Chaque virage, chaque dos-d’âne, chaque moto surchargée est devenu au Burundi le symbole d’un drame silencieux que même les plus hauts responsables de l’État peinent à enrayer. Cette semaine, le ministre de l’Intérieur et de la Sécurité publique, Martin Niteretse, a dressé, jeudi 24 juillet, un constat alarmant : plus de 200 accidents de la route recensés en seulement quatre mois dans les régions du centre.

Il parle d’une « tragédie silencieuse ».

Mais derrière les mots, les faits : que fait réellement le gouvernement pour que ces routes cessent de tuer ?

À grand renfort de discours, le ministre promet plus de contrôles, des véhicules vétustes retirés de la circulation, des conducteurs imprudents sanctionnés.

Une rhétorique bien rodée, mais déjà décrédibilisée sur le terrain. À quoi bon ordonner des contrôles si la police de roulage est rongée par la corruption ? Des pots-de-vin quotidiens de 10 000 francs burundais, rapportent les usagers.

Un système qui nourrit l’impunité plutôt qu’il ne protège la vie.

Pendant ce temps, dans les provinces rurales comme Burambi ou Nyakararo, la réalité est encore plus crue.

Là où aucune route carrossable ne mène, où le carburant est un luxe inaccessible, la moto — souvent surchargée jusqu’à cinq passagers — devient le seul moyen d’exister au-delà du village.

On viole la loi par nécessité, non par défiance. On risque sa vie pour aller vendre des tomates au marché ou emmener un enfant malade à l’hôpital.

 

Il est facile de blâmer le conducteur imprudent, plus commode de dresser des procès-verbaux que de financer l’entretien des routes ou de garantir un transport collectif abordable.

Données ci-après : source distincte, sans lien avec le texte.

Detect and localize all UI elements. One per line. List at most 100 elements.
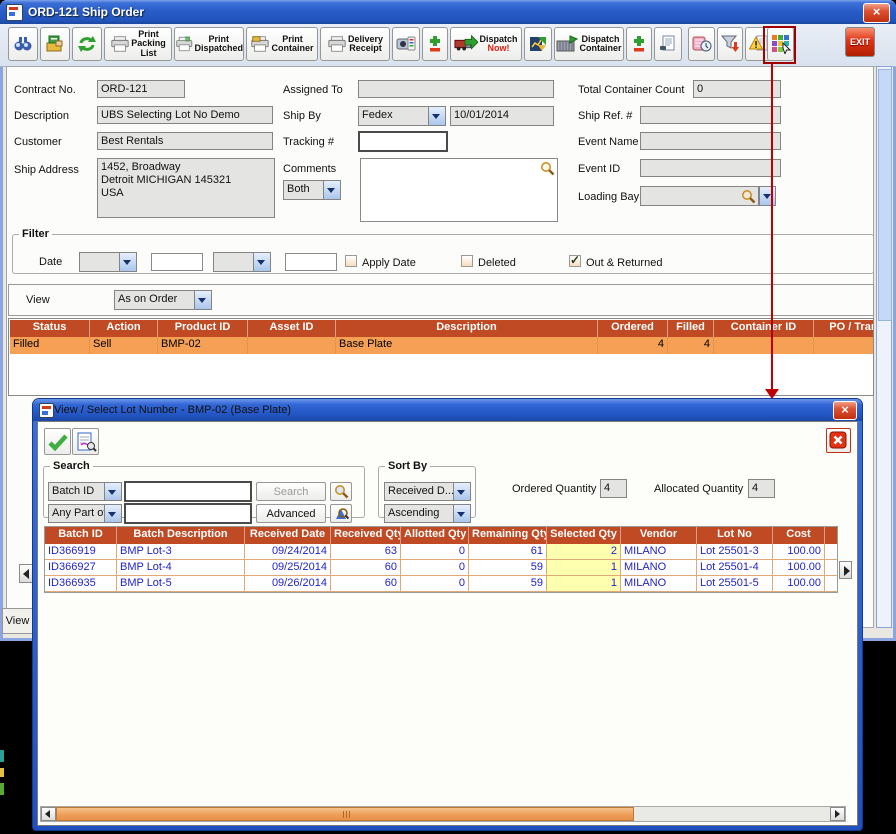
chevron-down-icon[interactable] [428, 107, 445, 125]
column-header[interactable]: Received Qty [331, 527, 401, 544]
cell[interactable]: ID366935 [45, 576, 117, 592]
column-header[interactable]: Received Date [245, 527, 331, 544]
assigned-to-field[interactable] [358, 80, 554, 98]
search-input-1[interactable] [124, 481, 252, 502]
column-header[interactable]: Container ID [714, 320, 814, 337]
cell[interactable] [825, 576, 838, 592]
sort-by-select[interactable]: Received D... [384, 482, 471, 501]
deleted-checkbox[interactable] [461, 255, 473, 267]
cell[interactable]: 63 [331, 544, 401, 560]
column-header[interactable]: Batch Description [117, 527, 245, 544]
view-select[interactable]: As on Order [114, 290, 212, 310]
column-header[interactable]: Remaining Qty [469, 527, 547, 544]
pick-button[interactable] [40, 27, 70, 61]
cell[interactable]: 0 [401, 576, 469, 592]
column-header[interactable]: PO [825, 527, 838, 544]
table-row[interactable]: ID366935BMP Lot-509/26/2014600591MILANOL… [45, 576, 838, 592]
schedule-button[interactable] [688, 27, 715, 61]
table-row[interactable]: ID366919BMP Lot-309/24/2014630612MILANOL… [45, 544, 838, 560]
cell[interactable]: 60 [331, 560, 401, 576]
chevron-down-icon[interactable] [104, 505, 121, 522]
table-row[interactable]: ID366927BMP Lot-409/25/2014600591MILANOL… [45, 560, 838, 576]
cell[interactable]: 100.00 [773, 544, 825, 560]
column-header[interactable]: Asset ID [248, 320, 336, 337]
cell[interactable]: Lot 25501-4 [697, 560, 773, 576]
ship-by-select[interactable]: Fedex [358, 106, 446, 126]
cell[interactable] [825, 544, 838, 560]
date-to-type-select[interactable] [213, 252, 271, 272]
column-header[interactable]: Allotted Qty [401, 527, 469, 544]
cell[interactable]: 1 [547, 560, 621, 576]
side-tab-view[interactable]: View [2, 608, 33, 634]
chevron-down-icon[interactable] [194, 291, 211, 309]
exit-button[interactable]: EXIT [845, 27, 875, 57]
cell[interactable]: 09/24/2014 [245, 544, 331, 560]
chevron-down-icon[interactable] [453, 505, 470, 522]
dialog-titlebar[interactable]: View / Select Lot Number - BMP-02 (Base … [33, 399, 862, 421]
search-icon[interactable] [540, 161, 555, 176]
chevron-down-icon[interactable] [119, 253, 136, 271]
column-header[interactable]: Vendor [621, 527, 697, 544]
search-icon-button[interactable] [330, 482, 352, 501]
column-header[interactable]: Cost [773, 527, 825, 544]
column-header[interactable]: PO / Transfer [814, 320, 874, 337]
cell[interactable]: Filled [10, 337, 90, 354]
total-container-count-field[interactable]: 0 [693, 80, 781, 98]
ship-address-field[interactable]: 1452, Broadway Detroit MICHIGAN 145321 U… [97, 158, 275, 218]
date-from-type-select[interactable] [79, 252, 137, 272]
ship-ref-field[interactable] [640, 106, 781, 124]
search-input-2[interactable] [124, 503, 252, 524]
cell[interactable]: 59 [469, 576, 547, 592]
column-header[interactable]: Selected Qty [547, 527, 621, 544]
cell[interactable]: 59 [469, 560, 547, 576]
window-close-button[interactable]: × [863, 3, 890, 23]
report-chart-button[interactable] [524, 27, 552, 61]
dialog-close-button[interactable]: × [833, 401, 857, 420]
delivery-receipt-button[interactable]: DeliveryReceipt [320, 27, 390, 61]
cell[interactable]: 1 [547, 576, 621, 592]
table-scroll-right-button[interactable] [839, 561, 852, 579]
cell[interactable] [248, 337, 336, 354]
contract-no-field[interactable]: ORD-121 [97, 80, 185, 98]
document-button[interactable] [654, 27, 682, 61]
cell[interactable]: Base Plate [336, 337, 598, 354]
loading-bay-dropdown-button[interactable] [759, 186, 776, 206]
cell[interactable]: MILANO [621, 576, 697, 592]
accept-button[interactable] [44, 428, 71, 455]
search-field2-select[interactable]: Any Part of ... [48, 504, 122, 523]
copy-button[interactable] [392, 27, 420, 61]
cell[interactable]: MILANO [621, 560, 697, 576]
customer-field[interactable]: Best Rentals [97, 132, 273, 150]
advanced-search-icon-button[interactable] [330, 504, 352, 523]
column-header[interactable]: Filled [668, 320, 714, 337]
dispatch-now-button[interactable]: DispatchNow! [450, 27, 522, 61]
search-field1-select[interactable]: Batch ID [48, 482, 122, 501]
print-container-button[interactable]: PrintContainer [246, 27, 318, 61]
cell[interactable]: 4 [598, 337, 668, 354]
cell[interactable] [714, 337, 814, 354]
column-header[interactable]: Batch ID [45, 527, 117, 544]
cell[interactable] [814, 337, 874, 354]
scroll-left-button[interactable] [19, 564, 33, 583]
search-button[interactable]: Search [256, 482, 326, 501]
add-remove-secondary-button[interactable] [626, 27, 652, 61]
advanced-button[interactable]: Advanced [256, 504, 326, 523]
cell[interactable]: BMP Lot-4 [117, 560, 245, 576]
ship-date-field[interactable]: 10/01/2014 [450, 106, 554, 126]
find-button[interactable] [8, 27, 38, 61]
cancel-button[interactable] [826, 428, 851, 453]
cell[interactable]: Sell [90, 337, 158, 354]
scroll-left-button[interactable] [41, 807, 56, 821]
filter-button[interactable] [717, 27, 743, 61]
comments-mode-select[interactable]: Both [283, 180, 341, 200]
print-dispatched-button[interactable]: PrintDispatched [174, 27, 244, 61]
event-name-field[interactable] [640, 132, 781, 150]
cell[interactable]: ID366919 [45, 544, 117, 560]
main-titlebar[interactable]: ORD-121 Ship Order × [0, 0, 896, 24]
cell[interactable]: Lot 25501-5 [697, 576, 773, 592]
cell[interactable]: 4 [668, 337, 714, 354]
search-icon[interactable] [741, 189, 756, 204]
cell[interactable]: 09/25/2014 [245, 560, 331, 576]
scroll-right-button[interactable] [830, 807, 845, 821]
cell[interactable]: 2 [547, 544, 621, 560]
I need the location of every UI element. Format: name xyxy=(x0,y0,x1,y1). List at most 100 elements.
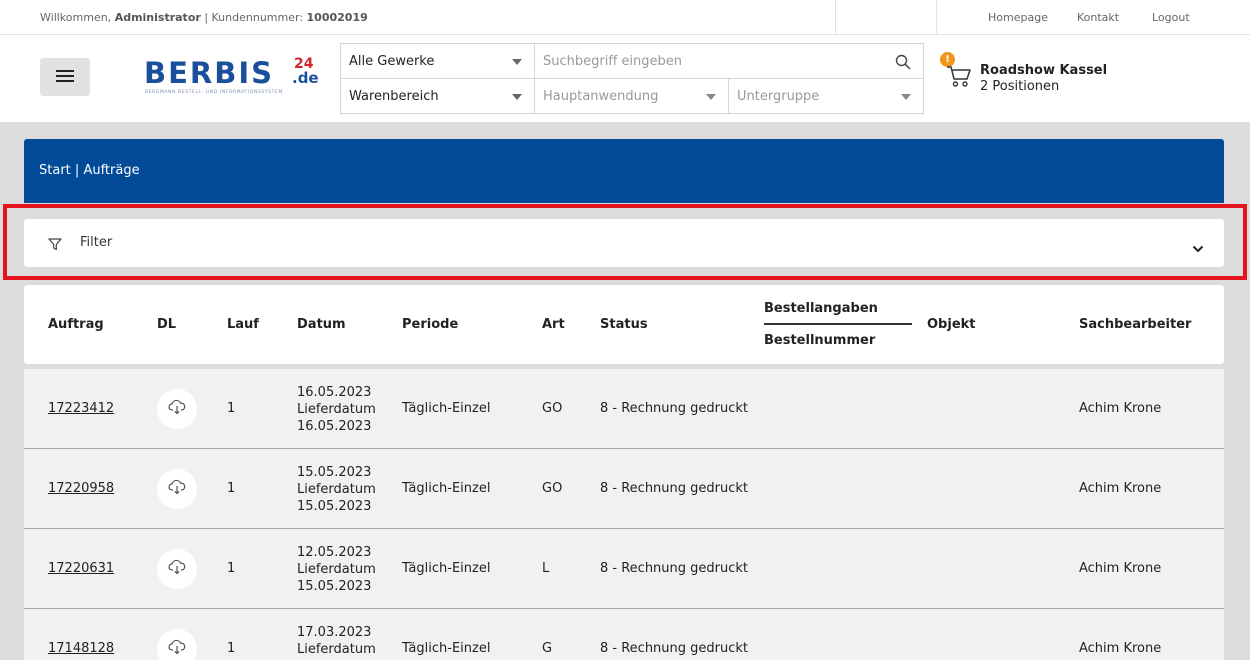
datum-cell: 12.05.2023 Lieferdatum 15.05.2023 xyxy=(297,544,376,595)
sachbearbeiter-cell: Achim Krone xyxy=(1079,401,1162,416)
kontakt-link[interactable]: Kontakt xyxy=(1077,11,1119,24)
welcome-prefix: Willkommen, xyxy=(40,11,112,24)
status-cell: 8 - Rechnung gedruckt xyxy=(600,401,749,416)
cloud-download-icon xyxy=(168,399,186,419)
lieferdatum-value: 16.05.2023 xyxy=(297,419,372,434)
user-name: Administrator xyxy=(114,11,201,24)
table-row: 17148128 1 17.03.2023 Lieferdatum Täglic… xyxy=(24,609,1224,660)
datum-cell: 15.05.2023 Lieferdatum 15.05.2023 xyxy=(297,464,376,515)
col-objekt[interactable]: Objekt xyxy=(927,317,976,332)
periode-cell: Täglich-Einzel xyxy=(402,481,491,496)
datum-value: 15.05.2023 xyxy=(297,465,372,480)
datum-cell: 16.05.2023 Lieferdatum 16.05.2023 xyxy=(297,384,376,435)
col-datum[interactable]: Datum xyxy=(297,317,346,332)
cart-icon[interactable] xyxy=(946,64,972,92)
breadcrumb-current: Aufträge xyxy=(83,163,140,178)
berbis-logo[interactable]: BERBIS 24 .de BERGMANN BESTELL- UND INFO… xyxy=(144,57,322,101)
col-dl[interactable]: DL xyxy=(157,317,176,332)
lieferdatum-label: Lieferdatum xyxy=(297,402,376,417)
sachbearbeiter-cell: Achim Krone xyxy=(1079,641,1162,656)
lauf-cell: 1 xyxy=(227,641,236,656)
customer-number: 10002019 xyxy=(306,11,368,24)
logout-link[interactable]: Logout xyxy=(1152,11,1190,24)
lieferdatum-value: 15.05.2023 xyxy=(297,579,372,594)
chevron-down-icon[interactable] xyxy=(1192,238,1204,257)
periode-cell: Täglich-Einzel xyxy=(402,561,491,576)
logo-word: BERBIS xyxy=(144,56,275,90)
filter-label: Filter xyxy=(80,235,113,250)
lieferdatum-value: 15.05.2023 xyxy=(297,499,372,514)
caret-down-icon xyxy=(512,59,522,65)
table-row: 17223412 1 16.05.2023 Lieferdatum 16.05.… xyxy=(24,369,1224,449)
lieferdatum-label: Lieferdatum xyxy=(297,482,376,497)
breadcrumb-start[interactable]: Start xyxy=(39,163,71,178)
col-status[interactable]: Status xyxy=(600,317,648,332)
untergruppe-select[interactable]: Untergruppe xyxy=(729,79,923,114)
datum-value: 12.05.2023 xyxy=(297,545,372,560)
status-cell: 8 - Rechnung gedruckt xyxy=(600,561,749,576)
filter-bar[interactable]: Filter xyxy=(24,219,1224,267)
auftrag-link[interactable]: 17148128 xyxy=(48,641,114,656)
customer-label: | Kundennummer: xyxy=(204,11,304,24)
gewerke-value: Alle Gewerke xyxy=(349,53,435,69)
datum-value: 16.05.2023 xyxy=(297,385,372,400)
download-button[interactable] xyxy=(157,389,197,429)
art-cell: L xyxy=(542,561,550,576)
download-button[interactable] xyxy=(157,469,197,509)
auftrag-link[interactable]: 17220958 xyxy=(48,481,114,496)
art-cell: GO xyxy=(542,481,563,496)
col-bestellangaben[interactable]: Bestellangaben xyxy=(764,301,878,316)
search-placeholder: Suchbegriff eingeben xyxy=(543,53,683,69)
caret-down-icon xyxy=(706,94,716,100)
auftrag-link[interactable]: 17223412 xyxy=(48,401,114,416)
datum-cell: 17.03.2023 Lieferdatum xyxy=(297,624,376,658)
breadcrumb-separator: | xyxy=(74,163,80,178)
download-button[interactable] xyxy=(157,549,197,589)
download-button[interactable] xyxy=(157,629,197,660)
col-auftrag[interactable]: Auftrag xyxy=(48,317,104,332)
periode-cell: Täglich-Einzel xyxy=(402,401,491,416)
sachbearbeiter-cell: Achim Krone xyxy=(1079,561,1162,576)
search-panel: Alle Gewerke Suchbegriff eingeben Warenb… xyxy=(340,43,924,114)
table-row: 17220958 1 15.05.2023 Lieferdatum 15.05.… xyxy=(24,449,1224,529)
header-divider xyxy=(764,323,912,325)
status-cell: 8 - Rechnung gedruckt xyxy=(600,641,749,656)
table-header: Auftrag DL Lauf Datum Periode Art Status… xyxy=(24,285,1224,364)
status-cell: 8 - Rechnung gedruckt xyxy=(600,481,749,496)
cloud-download-icon xyxy=(168,559,186,579)
gewerke-select[interactable]: Alle Gewerke xyxy=(341,44,535,79)
menu-button[interactable] xyxy=(40,58,90,96)
lauf-cell: 1 xyxy=(227,561,236,576)
lauf-cell: 1 xyxy=(227,401,236,416)
cloud-download-icon xyxy=(168,479,186,499)
cart[interactable]: ! Roadshow Kassel 2 Positionen xyxy=(940,52,1140,102)
homepage-link[interactable]: Homepage xyxy=(988,11,1048,24)
logo-tagline: BERGMANN BESTELL- UND INFORMATIONSSYSTEM xyxy=(145,90,283,95)
auftrag-link[interactable]: 17220631 xyxy=(48,561,114,576)
hamburger-icon xyxy=(56,68,74,87)
table-row: 17220631 1 12.05.2023 Lieferdatum 15.05.… xyxy=(24,529,1224,609)
warenbereich-select[interactable]: Warenbereich xyxy=(341,79,535,114)
cart-name: Roadshow Kassel xyxy=(980,63,1108,78)
logo-tld: .de xyxy=(292,69,319,87)
col-sachbearbeiter[interactable]: Sachbearbeiter xyxy=(1079,317,1191,332)
search-icon[interactable] xyxy=(895,54,911,74)
hauptanwendung-value: Hauptanwendung xyxy=(543,89,659,104)
search-input[interactable]: Suchbegriff eingeben xyxy=(535,44,923,79)
col-lauf[interactable]: Lauf xyxy=(227,317,259,332)
header: BERBIS 24 .de BERGMANN BESTELL- UND INFO… xyxy=(0,35,1250,122)
hauptanwendung-select[interactable]: Hauptanwendung xyxy=(535,79,729,114)
col-bestellnummer[interactable]: Bestellnummer xyxy=(764,333,875,348)
top-bar: Willkommen, Administrator | Kundennummer… xyxy=(0,0,1250,35)
welcome-text: Willkommen, Administrator | Kundennummer… xyxy=(40,11,368,24)
col-periode[interactable]: Periode xyxy=(402,317,458,332)
lauf-cell: 1 xyxy=(227,481,236,496)
caret-down-icon xyxy=(512,94,522,100)
sachbearbeiter-cell: Achim Krone xyxy=(1079,481,1162,496)
lieferdatum-label: Lieferdatum xyxy=(297,642,376,657)
topbar-divider xyxy=(835,0,836,35)
breadcrumb: Start | Aufträge xyxy=(24,139,1224,203)
topbar-divider xyxy=(936,0,937,35)
lieferdatum-label: Lieferdatum xyxy=(297,562,376,577)
col-art[interactable]: Art xyxy=(542,317,565,332)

Mais la racine du problème est ailleurs : la pauvreté qui oblige à choisir entre rester cloîtré chez soi ou grimper à cinq sur une moto ; la corruption tolérée qui transforme chaque contrôle routier en opportunité de racket ; l’absence de carburant qui paralyse la moindre alternative.

Depuis des années, experts et citoyens tirent la sonnette d’alarme. Et depuis des années, les réponses sont les mêmes : des campagnes de sensibilisation, quelques contrôles ponctuels, quelques motos saisies.

Jamais de plan global pour réhabiliter les routes rurales, jamais de solution concrète pour garantir un approvisionnement stable en carburant, jamais de véritable offensive contre la corruption endémique des forces de l’ordre.

 

Résultat : la route, censée relier les Burundais, est devenue un champ de mines quotidien.

À Rumonge, à Nyakararo, à Burambi, prendre la route, c’est jouer sa vie à pile ou face.

Ce n’est pas seulement une question de mauvais conducteurs ou de véhicules défectueux, mais d’un système qui abandonne ceux qui n’ont pas les moyens de se payer un taxi en ville ou une voiture en bon état.

 

L’urgence est connue : routes praticables, carburant disponible, transports collectifs dignes de ce nom, et surtout, police exemplaire.

Tout le monde sait ce qu’il faudrait faire. Reste à savoir si le gouvernement aura un jour le courage et la volonté de le faire.

En attendant, chaque accident n’est pas une fatalité, mais le reflet d’un choix politique : celui de ne pas investir où il faudrait, de ne pas sanctionner qui il faudrait, de ne pas écouter ceux qu’il faudrait.

Dans ce Burundi où la vie s’arrête parfois sur une piste boueuse ou sous les roues d’un bus vétuste, la plus grande tragédie est peut-être celle-là : mourir sur la route n’est plus un fait divers, mais une routine.